Her mother helps her put on her white tights and silver Mary Janes along with a necklace of plastic dress-up pearls.
“I’m gonna see Daddy. I’m gonna hug Daddy,” she says, twirling around the living room.
Her sister Avianiea, just a year older, is quiet.
She stares at SpongeBob on TV. She starts to cry.
“They said we could only bring one daughter,” says her mother Jennifer Morman, who chose Jhaniyika because she cries the most for her father whenever they visit.
“She really hates talking to him through that glass,” says Jennifer, who wears her husband’s wedding ring around her neck since inmates are not allowed to wear jewelry.
Does she think the dance will help?
“I think it will stay with him,” Jennifer says.
He’s been behind bars for the last nine months, this time for failing to pay child support for a 15-year-old daughter from another relationship. He gets out in 88 days. He has nine children total and says he just doesn’t have the money.
Back at the jail, he’s trying to find a belt that will fit. He’s lost 40 pounds since getting locked up.
“I just gotta break this cycle I’m in. I’m just tired of it,” Andre Morman says, adding that he can’t wait to see his youngest daughter. “I haven’t been able to pick her up in nine months.”
At around 1:30 p.m. the girls are taken down a long hallway to meet their fathers. But instead of waiting they all rush to one another. This time, the fathers don’t bother choking back tears. They just let themselves cry.
“Is jail over yet, Daddy?” calls out Jhaniyika, who runs into her father’s arms.
He couldn’t answer yes. So he just hugged her tightly.
A photo in a paper frame to keep
“Introducing, Joey Atkins and his daughter Alexis,” the event’s master of ceremonies booms as the pair walks a red — paper — carpet.

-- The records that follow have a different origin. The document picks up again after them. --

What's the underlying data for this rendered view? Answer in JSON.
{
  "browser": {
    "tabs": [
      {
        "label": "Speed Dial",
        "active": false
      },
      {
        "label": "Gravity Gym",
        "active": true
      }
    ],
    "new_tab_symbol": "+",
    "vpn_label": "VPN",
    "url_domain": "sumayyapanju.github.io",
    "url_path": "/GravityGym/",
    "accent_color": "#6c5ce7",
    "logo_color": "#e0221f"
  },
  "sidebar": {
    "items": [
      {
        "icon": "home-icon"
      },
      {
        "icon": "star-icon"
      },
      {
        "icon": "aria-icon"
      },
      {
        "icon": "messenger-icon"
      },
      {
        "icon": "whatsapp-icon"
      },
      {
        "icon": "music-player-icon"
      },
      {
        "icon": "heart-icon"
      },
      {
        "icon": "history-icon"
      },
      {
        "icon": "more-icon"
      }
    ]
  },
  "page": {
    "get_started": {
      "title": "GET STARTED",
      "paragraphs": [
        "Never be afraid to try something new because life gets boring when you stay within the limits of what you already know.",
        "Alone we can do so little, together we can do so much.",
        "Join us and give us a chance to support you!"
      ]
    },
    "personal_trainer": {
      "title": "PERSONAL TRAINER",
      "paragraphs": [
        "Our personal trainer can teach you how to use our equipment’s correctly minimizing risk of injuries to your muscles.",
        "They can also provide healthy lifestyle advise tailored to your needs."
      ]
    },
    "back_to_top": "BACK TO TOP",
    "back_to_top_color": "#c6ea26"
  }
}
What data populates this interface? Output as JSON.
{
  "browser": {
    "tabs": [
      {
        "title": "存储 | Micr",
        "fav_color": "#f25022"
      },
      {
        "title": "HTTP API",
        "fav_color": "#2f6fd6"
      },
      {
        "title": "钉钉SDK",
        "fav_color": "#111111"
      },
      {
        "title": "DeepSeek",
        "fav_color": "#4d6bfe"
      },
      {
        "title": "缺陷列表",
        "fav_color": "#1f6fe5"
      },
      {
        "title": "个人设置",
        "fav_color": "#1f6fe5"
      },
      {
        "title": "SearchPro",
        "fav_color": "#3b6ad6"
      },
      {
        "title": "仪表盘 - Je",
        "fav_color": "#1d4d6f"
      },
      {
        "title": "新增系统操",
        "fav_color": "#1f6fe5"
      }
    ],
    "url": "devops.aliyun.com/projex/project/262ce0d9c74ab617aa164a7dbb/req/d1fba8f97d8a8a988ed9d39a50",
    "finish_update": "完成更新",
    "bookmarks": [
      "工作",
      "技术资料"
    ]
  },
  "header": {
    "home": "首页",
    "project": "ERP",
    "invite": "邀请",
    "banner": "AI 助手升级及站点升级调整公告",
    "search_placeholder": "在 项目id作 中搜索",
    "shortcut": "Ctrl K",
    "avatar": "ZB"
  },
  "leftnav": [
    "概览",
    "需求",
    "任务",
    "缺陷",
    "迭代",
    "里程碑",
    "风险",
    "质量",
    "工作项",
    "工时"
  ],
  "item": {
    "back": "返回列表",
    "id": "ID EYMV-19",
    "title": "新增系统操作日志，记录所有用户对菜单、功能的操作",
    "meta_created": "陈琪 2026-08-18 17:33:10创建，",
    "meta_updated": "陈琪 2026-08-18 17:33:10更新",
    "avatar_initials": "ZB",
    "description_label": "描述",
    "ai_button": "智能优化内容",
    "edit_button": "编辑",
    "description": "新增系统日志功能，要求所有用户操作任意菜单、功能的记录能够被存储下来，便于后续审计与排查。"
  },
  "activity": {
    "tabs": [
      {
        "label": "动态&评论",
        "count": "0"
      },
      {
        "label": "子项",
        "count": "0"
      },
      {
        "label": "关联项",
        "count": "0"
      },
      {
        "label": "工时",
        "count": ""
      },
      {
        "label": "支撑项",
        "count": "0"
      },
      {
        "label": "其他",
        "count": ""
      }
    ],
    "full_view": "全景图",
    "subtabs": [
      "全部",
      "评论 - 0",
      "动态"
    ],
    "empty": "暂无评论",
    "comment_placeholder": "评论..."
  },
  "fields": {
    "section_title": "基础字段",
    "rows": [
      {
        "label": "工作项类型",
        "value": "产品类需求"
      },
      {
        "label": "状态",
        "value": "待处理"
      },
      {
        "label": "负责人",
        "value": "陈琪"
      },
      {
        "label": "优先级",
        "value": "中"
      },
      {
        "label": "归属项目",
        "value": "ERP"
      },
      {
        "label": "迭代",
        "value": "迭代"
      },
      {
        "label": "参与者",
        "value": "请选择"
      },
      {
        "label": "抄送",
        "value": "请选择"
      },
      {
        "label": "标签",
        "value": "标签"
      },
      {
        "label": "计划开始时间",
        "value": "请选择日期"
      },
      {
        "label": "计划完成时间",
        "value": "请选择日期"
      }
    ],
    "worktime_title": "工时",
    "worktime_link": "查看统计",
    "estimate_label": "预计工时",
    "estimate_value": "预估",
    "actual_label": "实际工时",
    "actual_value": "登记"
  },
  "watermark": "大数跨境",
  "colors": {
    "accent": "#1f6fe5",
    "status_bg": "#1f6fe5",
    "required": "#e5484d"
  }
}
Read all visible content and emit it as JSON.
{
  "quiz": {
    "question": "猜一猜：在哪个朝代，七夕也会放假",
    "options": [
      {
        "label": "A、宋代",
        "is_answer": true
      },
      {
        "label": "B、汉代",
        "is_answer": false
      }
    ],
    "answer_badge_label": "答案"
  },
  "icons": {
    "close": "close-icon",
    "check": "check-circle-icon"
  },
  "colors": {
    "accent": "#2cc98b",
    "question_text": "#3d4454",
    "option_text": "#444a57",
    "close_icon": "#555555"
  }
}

They have their photos taken in the multipurpose room, which has been decorated with purple paper tablecloths and balloons. The event begins with a journaling exercise where the fathers and daughters write notes to each other.
“I am having fun. It’s gonna be hard to leave,” Alexis writes.
There’s a chicken dinner and a sugary cake. Celebrity guest Chad Coleman, a Richmond native who grew up in the foster care system and later became famous for playing reformed ex-convict Cutty in “The Wire,” comes forward to praise the event.
Everyone is on their best behavior. The fathers pull out their daughters’ chairs and rise when their daughters come back to their seats after being away, manners they learned in their fathering class. Some huddle and share family and schools news. One daughter charms her dad into promising she can have a summer pass to Kings Dominion.
But then “The Wobble” comes on and that gets everyone moving and laughing — for a few minutes, the event turns into a silly, sloppy dance party. “Dad!” Alexis laughs, like any daughter embarrassed by seeing her father busting loose. And then she joins in, jumping forward, leaning to the right and waving her hands in the air.
But when it’s time to leave, even the jail guards, some crying, say they feel the ache. The inmates and their daughters all get their photographs in paper frames to keep.
Joey and his daughter Alexis hug and cry for what seems like a very long time.
“It’s gonna be okay,” he whispers into her ear. “They can’t hold me forever, Boo.”
Andre hugs Jhaniyika, tells her to be good to her mother and her siblings for him. She keeps looking back as she leaves, a tiny figure stumbling in her shiny Mary Janes.
Outside the room, she spots him through the glass and starts pounding on it, yelling over and over, “Daddy, Daddy, Daddy!”